Albertine
Albertine a 20 ans quand elle tombe raide amoureuse de l’orgue de barbarie.
Depuis, la manivelle ne quitte presque plus ses mains : elle la trimbale de troquet en bar, de marché couvert en terrasse un peu bruyante.
Elle gratte l’amitié des patrons, s’incruste, joue, fait chanter l’rencard de 18 h, puis file ailleurs avant qu’le mousseux chauffe.
Son répertoire picore dans la java, le musette et quelques tubes plus pop qu’on croit ; c’est jamais la meme set-list, elle improvise beaucoup.

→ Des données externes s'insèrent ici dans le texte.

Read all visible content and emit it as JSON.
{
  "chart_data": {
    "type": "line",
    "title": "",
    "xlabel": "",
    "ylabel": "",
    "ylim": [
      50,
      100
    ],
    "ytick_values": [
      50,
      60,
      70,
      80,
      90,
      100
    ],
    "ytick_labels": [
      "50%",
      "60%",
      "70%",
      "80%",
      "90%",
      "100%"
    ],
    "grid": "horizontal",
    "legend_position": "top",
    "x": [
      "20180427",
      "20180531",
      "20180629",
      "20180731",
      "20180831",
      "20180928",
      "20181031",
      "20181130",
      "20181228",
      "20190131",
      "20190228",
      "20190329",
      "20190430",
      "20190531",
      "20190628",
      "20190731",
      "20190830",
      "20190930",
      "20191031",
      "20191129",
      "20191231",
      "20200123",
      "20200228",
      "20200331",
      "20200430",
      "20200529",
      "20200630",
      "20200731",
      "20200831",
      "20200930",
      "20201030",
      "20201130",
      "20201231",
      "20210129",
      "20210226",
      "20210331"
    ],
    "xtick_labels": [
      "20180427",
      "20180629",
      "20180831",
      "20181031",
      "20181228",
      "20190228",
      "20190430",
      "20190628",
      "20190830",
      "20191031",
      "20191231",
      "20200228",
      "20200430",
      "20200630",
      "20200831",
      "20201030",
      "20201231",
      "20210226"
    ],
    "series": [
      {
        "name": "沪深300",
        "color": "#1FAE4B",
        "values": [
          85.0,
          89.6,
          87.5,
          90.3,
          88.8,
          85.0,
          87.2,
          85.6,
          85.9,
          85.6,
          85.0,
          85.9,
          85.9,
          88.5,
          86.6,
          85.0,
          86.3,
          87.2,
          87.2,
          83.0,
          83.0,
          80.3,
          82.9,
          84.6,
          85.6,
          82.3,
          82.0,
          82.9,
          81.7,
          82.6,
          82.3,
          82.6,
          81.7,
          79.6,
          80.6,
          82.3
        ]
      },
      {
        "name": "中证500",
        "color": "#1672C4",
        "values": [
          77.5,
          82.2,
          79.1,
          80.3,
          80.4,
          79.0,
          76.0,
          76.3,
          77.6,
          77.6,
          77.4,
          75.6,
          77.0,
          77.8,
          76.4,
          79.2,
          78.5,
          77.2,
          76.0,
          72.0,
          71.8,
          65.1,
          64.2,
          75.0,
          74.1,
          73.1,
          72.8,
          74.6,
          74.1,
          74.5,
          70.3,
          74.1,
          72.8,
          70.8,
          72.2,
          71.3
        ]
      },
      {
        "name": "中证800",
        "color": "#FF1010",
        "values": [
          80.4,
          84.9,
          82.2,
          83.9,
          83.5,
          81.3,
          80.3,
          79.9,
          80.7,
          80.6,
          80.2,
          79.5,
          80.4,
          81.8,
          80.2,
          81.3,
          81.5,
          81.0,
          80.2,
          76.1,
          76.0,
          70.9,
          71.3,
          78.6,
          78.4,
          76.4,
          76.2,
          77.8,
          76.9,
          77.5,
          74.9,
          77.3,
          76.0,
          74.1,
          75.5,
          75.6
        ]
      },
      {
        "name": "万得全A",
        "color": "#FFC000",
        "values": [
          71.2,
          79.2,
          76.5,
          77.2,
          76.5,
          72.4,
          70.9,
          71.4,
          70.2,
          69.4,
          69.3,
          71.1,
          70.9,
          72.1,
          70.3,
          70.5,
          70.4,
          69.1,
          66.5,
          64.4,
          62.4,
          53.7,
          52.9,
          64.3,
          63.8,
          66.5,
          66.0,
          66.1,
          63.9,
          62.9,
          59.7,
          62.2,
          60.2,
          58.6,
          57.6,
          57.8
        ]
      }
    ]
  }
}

Entre deux tournées, elle retape ses cartons, colle des gommettes dessus — question d’humeur paraît-il.
Pas d’sono, pas d’pedalier : juste sa voix claire qui accroche l’oreille, et l’odeur de bois ciré de l’instrument.
Elle dit souvent qu’ « une vraie chanson tient sans électricité », et ses habitués hochent la tête, verre levé.
On la retrouve un lundi à Chaumont, le vendredi à Langres, parfois au fond d’un bistrot qui ferme tard, ou devant un café-librairie qui ouvre tôt.
Demain ? elle sait pas trop… tant que la rue et les zincs veulent d’elle, elle tournera, promis.